Christopher Stanley, MPH students , University of Kansas School of Medicine-Wichita, Wichita, KS
Simi Mani , Department of Preventative Medicine, Kansas University School of Medicine, Wichita, KS
Deshani Perera , Department of Preventative Medicine, Kansas University School of Medicine, Wichita, KS
Frank Dong, PhD , Department of Preventive Medicine and Public Health, University of Kansas School of Medicine-Wichita, Wichita, KS
Elizabeth Ablah, PhD, MPH , Preventive Medicine and Public Health, University of Kansas School of Medicine-Wichita, Wichita, KS
Approximately 14% of all children in the United States have special health care needs. Children with special health care needs (CSHCN) are often at greater risk for dental problems. Previous studies have identified dental care as a primary unmet health care need among this group. Little is known about the impact of rural residence on the level of unmet oral health care needs among CSHCN. Therefore, CSHCN in rural areas may face a greater risk for oral health neglect. We analyzed data from the 2005-2006 National Survey of CSHCN by using a sample of 39364 CSHCN aged 2 to 17 years. Independent random samples were taken in all 50 states and the District of Columbia by a national telephone survey. A multilevel stepwise logistic regression analysis was conducted to analyze the level of unmet oral healthcare needs. The average age for the selected subpopulation was 11.56 years (SD=3.7). Ninety percent (90%) of respondents (n=6951 of 7700) needed preventive dental care including checkups, but only 40% of respondents (n=176 of 435) actually received care. The multilevel stepwise logistic regression result indicated three variables were the main barriers to access: children refused to go (p-value=0.0144), age (p-value=0.0355), inside or outside metropolitan statistical area (MSA) (p-value=0.0141). There was no significant difference among the states in the Midwest. Primary barriers for Midwest CSHCN differ from the national level.
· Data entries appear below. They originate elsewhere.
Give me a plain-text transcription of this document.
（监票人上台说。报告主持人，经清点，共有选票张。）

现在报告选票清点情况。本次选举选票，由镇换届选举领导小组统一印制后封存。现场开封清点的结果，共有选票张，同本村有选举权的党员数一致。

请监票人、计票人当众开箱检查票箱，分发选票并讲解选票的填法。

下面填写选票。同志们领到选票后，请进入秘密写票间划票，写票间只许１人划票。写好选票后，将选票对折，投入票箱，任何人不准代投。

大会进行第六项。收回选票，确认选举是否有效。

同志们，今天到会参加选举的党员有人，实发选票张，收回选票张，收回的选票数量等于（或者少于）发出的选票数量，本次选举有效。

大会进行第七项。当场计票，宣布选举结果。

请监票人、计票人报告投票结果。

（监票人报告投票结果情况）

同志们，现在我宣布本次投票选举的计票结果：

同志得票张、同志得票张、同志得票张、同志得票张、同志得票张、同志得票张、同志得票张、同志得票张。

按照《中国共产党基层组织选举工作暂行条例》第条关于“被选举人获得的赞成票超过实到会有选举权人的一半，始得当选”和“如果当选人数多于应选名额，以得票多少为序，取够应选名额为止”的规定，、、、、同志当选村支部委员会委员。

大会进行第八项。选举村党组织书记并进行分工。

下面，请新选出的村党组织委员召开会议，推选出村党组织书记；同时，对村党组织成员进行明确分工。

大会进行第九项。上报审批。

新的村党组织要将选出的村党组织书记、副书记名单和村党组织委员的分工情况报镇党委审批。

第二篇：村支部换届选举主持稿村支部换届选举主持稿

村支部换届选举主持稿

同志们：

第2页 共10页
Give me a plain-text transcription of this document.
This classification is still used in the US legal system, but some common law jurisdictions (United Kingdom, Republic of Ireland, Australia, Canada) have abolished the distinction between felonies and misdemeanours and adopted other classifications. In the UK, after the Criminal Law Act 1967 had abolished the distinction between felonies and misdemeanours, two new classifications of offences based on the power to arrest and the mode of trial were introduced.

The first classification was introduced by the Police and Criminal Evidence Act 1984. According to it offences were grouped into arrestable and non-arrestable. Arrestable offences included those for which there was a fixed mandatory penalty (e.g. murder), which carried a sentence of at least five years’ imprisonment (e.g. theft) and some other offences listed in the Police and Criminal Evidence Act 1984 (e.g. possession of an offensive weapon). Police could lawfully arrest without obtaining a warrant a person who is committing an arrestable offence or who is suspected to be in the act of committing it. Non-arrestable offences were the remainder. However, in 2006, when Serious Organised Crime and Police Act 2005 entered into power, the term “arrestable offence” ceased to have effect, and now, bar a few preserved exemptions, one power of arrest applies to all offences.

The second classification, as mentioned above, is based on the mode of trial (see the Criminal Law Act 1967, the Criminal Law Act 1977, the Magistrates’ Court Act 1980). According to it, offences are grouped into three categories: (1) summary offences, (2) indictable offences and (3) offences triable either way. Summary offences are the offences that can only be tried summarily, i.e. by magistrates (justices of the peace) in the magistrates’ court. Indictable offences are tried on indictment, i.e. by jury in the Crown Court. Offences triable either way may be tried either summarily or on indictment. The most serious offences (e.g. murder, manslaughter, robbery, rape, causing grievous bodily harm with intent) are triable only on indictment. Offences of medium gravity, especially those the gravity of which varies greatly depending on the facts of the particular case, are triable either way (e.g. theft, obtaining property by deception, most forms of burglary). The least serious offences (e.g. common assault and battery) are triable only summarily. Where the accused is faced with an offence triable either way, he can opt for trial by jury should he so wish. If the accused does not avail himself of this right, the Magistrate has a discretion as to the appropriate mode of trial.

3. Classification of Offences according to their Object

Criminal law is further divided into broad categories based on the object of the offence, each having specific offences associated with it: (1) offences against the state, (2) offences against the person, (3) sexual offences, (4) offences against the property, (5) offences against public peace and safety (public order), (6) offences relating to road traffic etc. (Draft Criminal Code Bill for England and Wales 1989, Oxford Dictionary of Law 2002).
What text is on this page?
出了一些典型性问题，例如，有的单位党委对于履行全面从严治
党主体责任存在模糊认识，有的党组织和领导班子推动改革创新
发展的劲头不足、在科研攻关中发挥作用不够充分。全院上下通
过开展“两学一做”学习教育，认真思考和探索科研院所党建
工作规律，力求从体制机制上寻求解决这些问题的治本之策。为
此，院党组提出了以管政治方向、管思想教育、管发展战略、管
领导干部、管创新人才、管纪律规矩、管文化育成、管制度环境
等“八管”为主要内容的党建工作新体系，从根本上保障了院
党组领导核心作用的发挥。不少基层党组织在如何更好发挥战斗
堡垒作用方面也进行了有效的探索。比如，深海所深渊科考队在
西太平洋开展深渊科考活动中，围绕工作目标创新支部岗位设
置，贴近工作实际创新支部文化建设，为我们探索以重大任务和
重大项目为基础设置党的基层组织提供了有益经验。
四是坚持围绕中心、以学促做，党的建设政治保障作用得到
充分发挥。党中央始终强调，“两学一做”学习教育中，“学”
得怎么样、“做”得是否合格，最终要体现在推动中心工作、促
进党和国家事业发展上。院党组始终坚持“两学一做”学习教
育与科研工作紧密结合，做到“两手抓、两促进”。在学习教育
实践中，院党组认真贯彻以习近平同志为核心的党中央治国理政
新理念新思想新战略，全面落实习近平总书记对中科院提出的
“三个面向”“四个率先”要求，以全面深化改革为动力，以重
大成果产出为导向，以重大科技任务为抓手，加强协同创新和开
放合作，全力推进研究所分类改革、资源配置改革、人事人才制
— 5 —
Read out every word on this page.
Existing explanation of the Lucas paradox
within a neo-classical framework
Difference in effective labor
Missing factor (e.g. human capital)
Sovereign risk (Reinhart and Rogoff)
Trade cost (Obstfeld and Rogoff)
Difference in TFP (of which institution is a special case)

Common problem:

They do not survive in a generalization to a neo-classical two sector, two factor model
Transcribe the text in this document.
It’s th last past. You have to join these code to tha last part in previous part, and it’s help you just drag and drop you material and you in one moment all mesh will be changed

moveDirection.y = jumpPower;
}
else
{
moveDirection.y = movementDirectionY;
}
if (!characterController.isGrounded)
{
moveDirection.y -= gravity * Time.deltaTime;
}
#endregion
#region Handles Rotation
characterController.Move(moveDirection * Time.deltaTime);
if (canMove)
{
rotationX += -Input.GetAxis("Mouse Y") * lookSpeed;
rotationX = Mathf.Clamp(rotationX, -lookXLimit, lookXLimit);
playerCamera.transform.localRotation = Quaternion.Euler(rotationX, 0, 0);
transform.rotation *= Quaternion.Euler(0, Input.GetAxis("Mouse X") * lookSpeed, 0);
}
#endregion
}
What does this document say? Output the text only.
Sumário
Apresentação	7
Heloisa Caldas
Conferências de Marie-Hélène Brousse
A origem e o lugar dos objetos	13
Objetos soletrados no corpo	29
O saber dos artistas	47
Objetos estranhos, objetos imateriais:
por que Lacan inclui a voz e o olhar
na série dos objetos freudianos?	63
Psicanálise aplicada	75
Health policy to improve access should address these regional concerns along with national needs.

Learning Areas:
Provision of health care to the public
Public health or related public policy

Learning Objectives:
Describe the level of unmet oral health care among rural Midwest children with special health care needs (CSHCN) and how this level of unmet need compares to Midwest CSHCN as a whole as well as the national level

Keywords: Oral Health Needs, Barriers to Care

Presenting author's disclosure statement:

Qualified on the content I am responsible for because: I have a bachelors degree in dental science from India and have practiced dentistry for more than 2 years. I am currently pursuing Masters in Public Health at KU Medical School. I have taken classes such as Public Health Data Management, Advanced Epidemiology and Bio-Statistics. This paper has been completed with guidance of my faculty Dr. Frank Dong and Dr. Elizabeth Ablah.
Any relevant financial relationships? No

I agree to comply with the American Public Health Association Conflict of Interest and Commercial Support Guidelines, and to disclose to the participants any off-label or experimental uses of a commercial product or service discussed in my presentation.